First of all, the following categories of claims are paid:

  • employee claims arising from the employment contract;
  • claims of citizens to whom the company is responsible for causing harm to life and health.

Second of all:

  • payments to the State budget and state trust funds.

To the third stage:

  • other claims.

It is important to note that creditors ‘ claims secured by collateral are covered by funds received from the sale of the pledged property. However, if these funds are insufficient, the remaining funds will be covered in the order of priority described above.

Step 10: Re-drawing up the liquidation balance sheet

After completing settlements with creditors, paying taxes, and distributing property among the founders (participants), the liquidator draws up a draft liquidation balance sheet. It is approved by the founders (participants) of the company and submitted to the tax service. Also, the liquidator must send a request to the Bureau about the presence of outstanding documents by the firm.

The tax service, after accepting the liquidation balance sheet and in case of the absence of arrears on taxes and other mandatory payments, within one business day sends the liquidator, as well as through an automated system to the relevant public services Center, a conclusion on the absence of arrears.

Also, the Bureau, if there is no outstanding Executive document, within three working days, sends a notification to the liquidator, as well as through an automated system to the relevant public services Center about the absence of relevant outstanding Executive documents.

Step 11: Closing the main Bank account

After receiving the conclusion from the tax service and notification from the Bureau, the liquidator applies to the Bank to close the main account.
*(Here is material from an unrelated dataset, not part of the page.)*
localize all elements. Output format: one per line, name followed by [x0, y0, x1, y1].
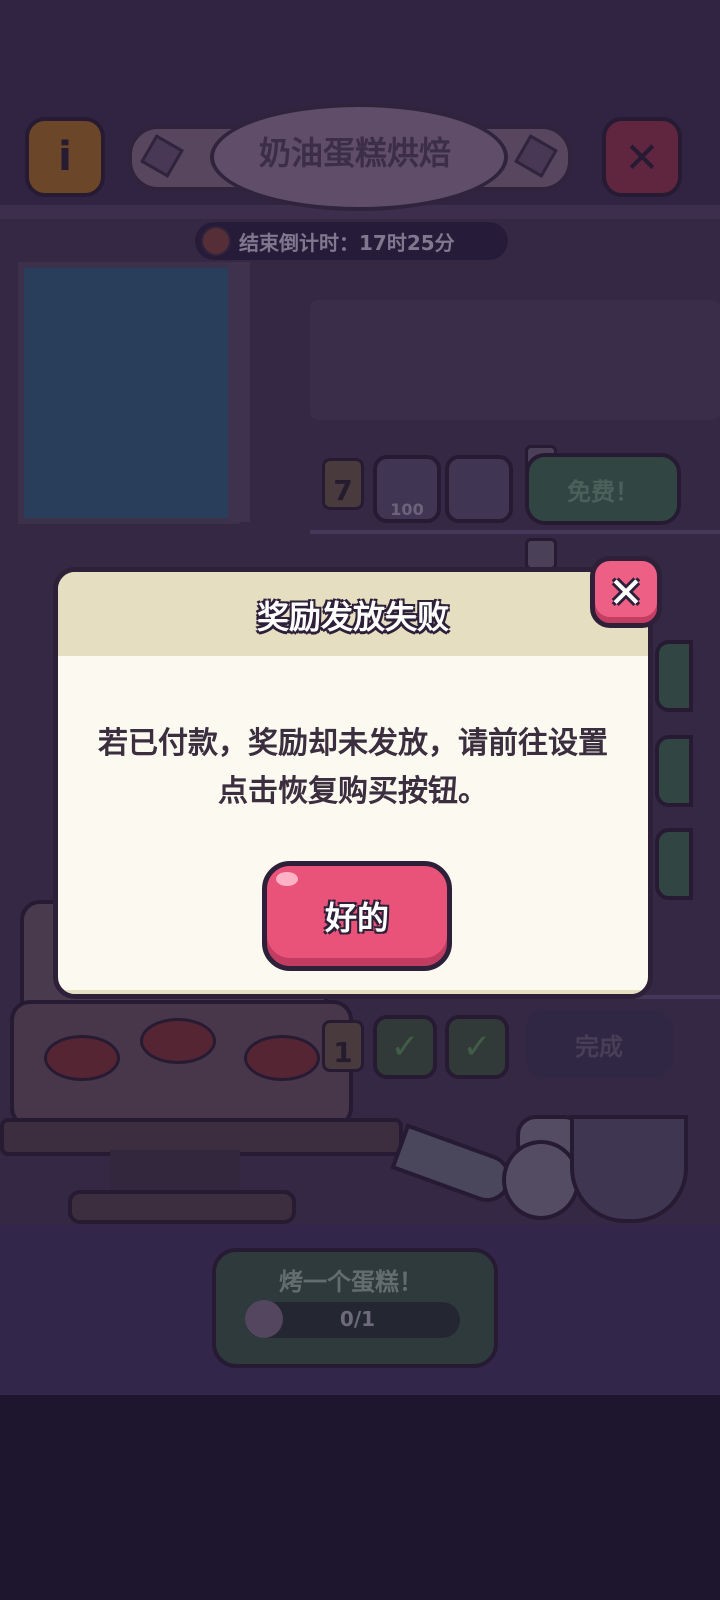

However, if the main account is seized, its closure is prohibited.

Step 12: Submission of documents to the state archive

After closing the main account within three business days, the liquidator submits all accounting and other documents of the company to the state archive.

Step 13: Submission of documents to the public service Center

To exclude a company from the state register, the liquidator must submit the following documents to the relevant public services Center:

  • Certificates from all banks on closing all accounts;
  • Seals and stamps of the company;
  • If available, a certificate of cancellation of issued securities;
  • A certificate confirming the submission of documents to the state archive.

Within two working days after receiving these documents, the center for public services verifies compliance with all requirements and makes a record of liquidation in the state register. The decision of the public services Center is issued to the liquidator within one business day after its adoption.